David Wolpert

Professor




David Wolpert is a professor at the Santa Fe Institute, external professor at the Complexity Science Hub in Vienna, adjunct professor at ASU, and research associate at the ICTP in Trieste. He is the author of three books (and co-editor of several more), over 200 papers, has three patents, is an associate editor at over half a dozen journals, has received numerous awards, and is a fellow of the IEEE.

He has over 30,000 citations, with most of his papers in thermodynamics of computation, foundations of physics, dynamics of social organizations, machine learning, game theory, and distributed optimization / control.  In particular, his machine learning technique of stacking was instrumental in both winning entries for the Netflix competition, and his papers on the no-free lunch theorems have over 10,000 citations. (Details at http://davidwolpert.weebly.com).

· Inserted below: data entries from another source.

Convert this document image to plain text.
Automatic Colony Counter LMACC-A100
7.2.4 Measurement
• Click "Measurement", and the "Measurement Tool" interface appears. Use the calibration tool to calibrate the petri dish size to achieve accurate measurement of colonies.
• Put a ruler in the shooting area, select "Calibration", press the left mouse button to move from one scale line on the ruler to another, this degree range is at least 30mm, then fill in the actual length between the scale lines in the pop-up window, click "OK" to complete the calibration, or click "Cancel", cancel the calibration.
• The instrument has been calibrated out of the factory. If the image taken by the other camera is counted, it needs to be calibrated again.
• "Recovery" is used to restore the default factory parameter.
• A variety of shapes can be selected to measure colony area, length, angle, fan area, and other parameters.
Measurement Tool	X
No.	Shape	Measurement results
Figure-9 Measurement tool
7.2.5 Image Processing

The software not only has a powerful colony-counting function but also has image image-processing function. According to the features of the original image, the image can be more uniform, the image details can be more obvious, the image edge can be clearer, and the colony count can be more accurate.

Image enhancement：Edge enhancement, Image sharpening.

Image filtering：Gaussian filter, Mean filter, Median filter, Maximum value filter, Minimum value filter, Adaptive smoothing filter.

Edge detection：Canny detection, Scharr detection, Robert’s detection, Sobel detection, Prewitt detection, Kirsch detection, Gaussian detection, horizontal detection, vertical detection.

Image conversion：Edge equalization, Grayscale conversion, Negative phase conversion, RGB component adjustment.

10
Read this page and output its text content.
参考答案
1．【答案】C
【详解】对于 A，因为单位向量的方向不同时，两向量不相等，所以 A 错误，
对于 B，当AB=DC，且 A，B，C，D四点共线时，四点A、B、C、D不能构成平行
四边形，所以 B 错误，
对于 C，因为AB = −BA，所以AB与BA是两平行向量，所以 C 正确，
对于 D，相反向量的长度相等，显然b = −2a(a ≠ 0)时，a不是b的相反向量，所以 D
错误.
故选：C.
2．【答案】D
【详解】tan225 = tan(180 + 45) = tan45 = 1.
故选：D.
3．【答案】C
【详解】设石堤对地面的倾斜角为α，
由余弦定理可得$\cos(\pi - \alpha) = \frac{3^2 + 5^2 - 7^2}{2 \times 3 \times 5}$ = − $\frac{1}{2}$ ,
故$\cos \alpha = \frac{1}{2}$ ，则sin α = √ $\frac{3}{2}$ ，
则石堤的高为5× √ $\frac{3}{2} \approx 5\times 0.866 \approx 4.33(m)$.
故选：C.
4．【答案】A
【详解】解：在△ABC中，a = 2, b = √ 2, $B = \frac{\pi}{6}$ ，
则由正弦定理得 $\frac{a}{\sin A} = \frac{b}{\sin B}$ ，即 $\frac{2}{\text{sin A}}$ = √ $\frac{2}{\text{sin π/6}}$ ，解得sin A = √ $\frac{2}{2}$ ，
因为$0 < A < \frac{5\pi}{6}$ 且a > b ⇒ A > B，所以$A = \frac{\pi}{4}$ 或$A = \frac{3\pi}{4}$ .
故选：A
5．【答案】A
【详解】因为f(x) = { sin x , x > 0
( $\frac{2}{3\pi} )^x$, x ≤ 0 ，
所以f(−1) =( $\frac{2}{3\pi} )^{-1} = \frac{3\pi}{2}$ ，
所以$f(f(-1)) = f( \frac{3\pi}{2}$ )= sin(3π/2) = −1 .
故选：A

Most of his current research involves two topics:

  1. Combining recent revolutionary breakthroughs in nonequilibrium statistical physics with computer science theory to lay the foundations of a modern theory of the thermodynamics of computation.
  2. Using modern machine learning tools to investigate social systems, ranging from models of social organization (command and communication networks within social groups) to estimating Langevin dynamics of states evolving in time to investigating reinforcement learning AIs interacting via smart contracts.

 

Before his current position, he was the Ulam Scholar at the Center for Nonlinear Studies, and before that he was at NASA Ames Research Center and a consulting professor at Stanford University, where he formed the Collective Intelligence group. He has worked at IBM and a data mining startup and is external faculty at numerous international institutions.

His degrees in Physics are from Princeton and the University of California.